After the Seatte fire of 1889, a number of displaced Chinese relocated to Olympia.  Among them was the Jim Ah Toone family.  Jim and his wife Nettie Chiang raised a family of five children in Olympia before moving on to Yakima and then Minneapolis where their Olympia-born son Walter James opened the successful Nankin Cafe in 1919. The family continued its operation through 1999.

Jim Ah Toone and Nettie James Family, 1890s
WSHS Photo 

The James Family Children in Olympia 

Nettie James at Ida Smith’s Studio, Olympia 
Photo Courtesy of Corliss Fong and Lynne Chao


In 1902, prominent local merchant Sam Fun Locke returned from Toison with a wife.  They lived in the space above the Hong Yek Kee and Company store.  On the occasion of the birth of their first child, Loy Wing, the new family had a photo taken, a copy of which was presented to Sheriff Billings’ family in gratitude for his intervention in the 1886 riots.  Eventually the Lockes had nine children, all born at Hong Yek.

In 1934 Sam Fun Locke, known locally as the “Mayor of Chinatown,” passed away.  The local press described  hs funeral as one of the most elaborate in Olympia history.  Many surviving pioneers from the area and Chinese community leaders from around the region attended the event.  The procession passed by the Water Street Chinatown before proceeding to the Masonic Cemetery at Tumwater.  He was later reinterred at Calvary Cemetery, Seattle.

Sam Fun Locke Family, 1905
Courtesy of Hugh Locke

Sam Fun  Locke Family ca. 1930
Courtesy of Hugh Locke


Locke Suey Kay , emigrated around 1900, and brought his wife Lam Shee, and their first two children to Olympia in 1915.  Locke Suey Kay , known locally as Charley Kay, worked as a cook in Olympia.  He was employed for a time at Doane’s Oyster House and, along with many other Olympia Chinese, at the Hotel Olympian.

In 1928 the Kay family opened the Nankin Cafe on the north side of Fourth Avenue between Columbia and Capitol Way.  During the depression Charley worked in Seattle.  Lam Shee Kay, with the help of their children, opened Kay’s Cafe on Capital Way in 1941,  which continued operation through 1976.

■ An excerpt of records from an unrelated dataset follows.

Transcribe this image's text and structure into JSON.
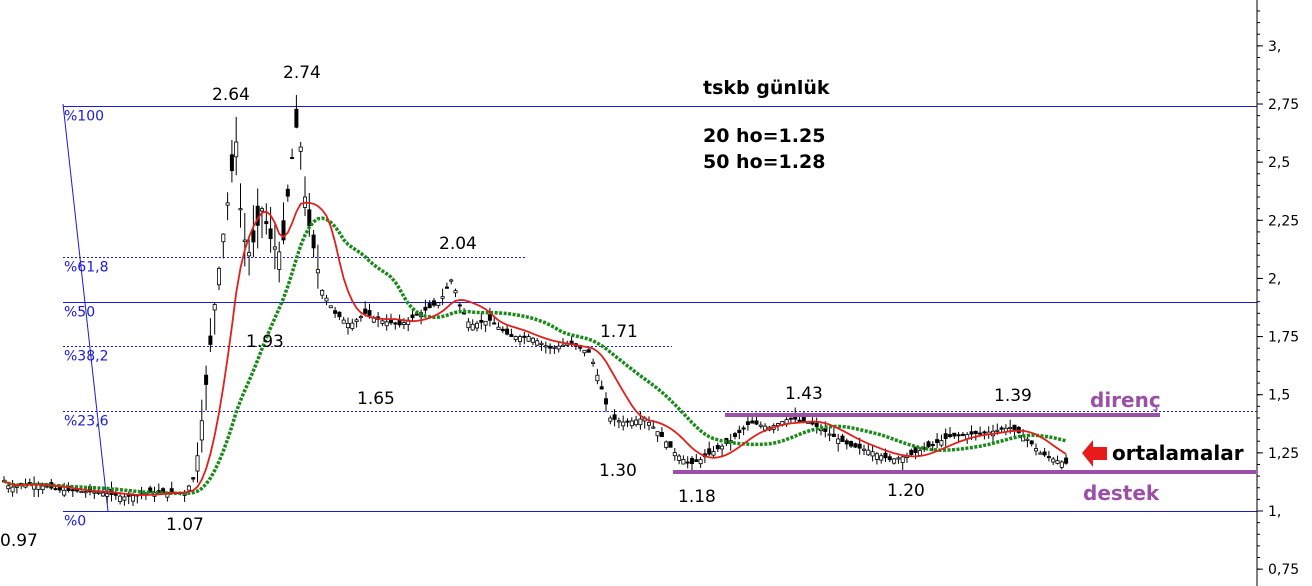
{
  "title": "tskb günlük",
  "ma_labels": [
    "20 ho=1.25",
    "50 ho=1.28"
  ],
  "chart_data": {
    "type": "candlestick",
    "ylim": [
      0.75,
      3.2
    ],
    "y_ticks": [
      {
        "v": 0.75,
        "label": "0,75"
      },
      {
        "v": 1.0,
        "label": "1,"
      },
      {
        "v": 1.25,
        "label": "1,25"
      },
      {
        "v": 1.5,
        "label": "1,5"
      },
      {
        "v": 1.75,
        "label": "1,75"
      },
      {
        "v": 2.0,
        "label": "2,"
      },
      {
        "v": 2.25,
        "label": "2,25"
      },
      {
        "v": 2.5,
        "label": "2,5"
      },
      {
        "v": 2.75,
        "label": "2,75"
      },
      {
        "v": 3.0,
        "label": "3,"
      }
    ],
    "fibonacci": [
      {
        "label": "%100",
        "price": 2.74
      },
      {
        "label": "%61,8",
        "price": 2.09
      },
      {
        "label": "%50",
        "price": 1.9
      },
      {
        "label": "%38,2",
        "price": 1.71
      },
      {
        "label": "%23,6",
        "price": 1.43
      },
      {
        "label": "%0",
        "price": 1.0
      }
    ],
    "price_labels": [
      "0.97",
      "1.07",
      "2.64",
      "2.74",
      "1.93",
      "1.65",
      "2.04",
      "1.71",
      "1.30",
      "1.18",
      "1.43",
      "1.20",
      "1.39"
    ],
    "support_label": "destek",
    "support_price": 1.18,
    "resistance_label": "direnç",
    "resistance_price": 1.43,
    "ma_annotation": "ortalamalar",
    "series": [
      {
        "name": "20 ho",
        "color": "#e0201c"
      },
      {
        "name": "50 ho",
        "color": "#1a8a1a"
      }
    ],
    "colors": {
      "fib": "#1a1ad8",
      "zone": "#9b4fa8",
      "arrow": "#e81a1a",
      "candle": "#000000"
    }
  }
}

Lam Shee Kay immigration photo, 1915
Photo courtesy of the Kay Family

Kay Family, ca. 1920s
Photo courtesy of the Kay Family


Also among the young Chinese men seeking work in Olympia in the early 1900s was Suey Gim Locke, grandfather of Washington State Governor [1996-2004] Gary Locke.  Governor Locke acknowledged his family’s early connection to Olympia in his 1997 Inaugural Address, excerpted here in a press release:

Locke, the first Chinese-American governor in the nation’s history, traced his family’s roots in Washington from his grandfather’s arrival in the state nearly 100 years ago. His grandfather, Suey Gim Locke, worked as a “house boy” for a family in Olympia, where he learned English in return for his work.

“Although I may be standing less than a mile from where our family started its life in America, we’ve come a long way,” the new governor said.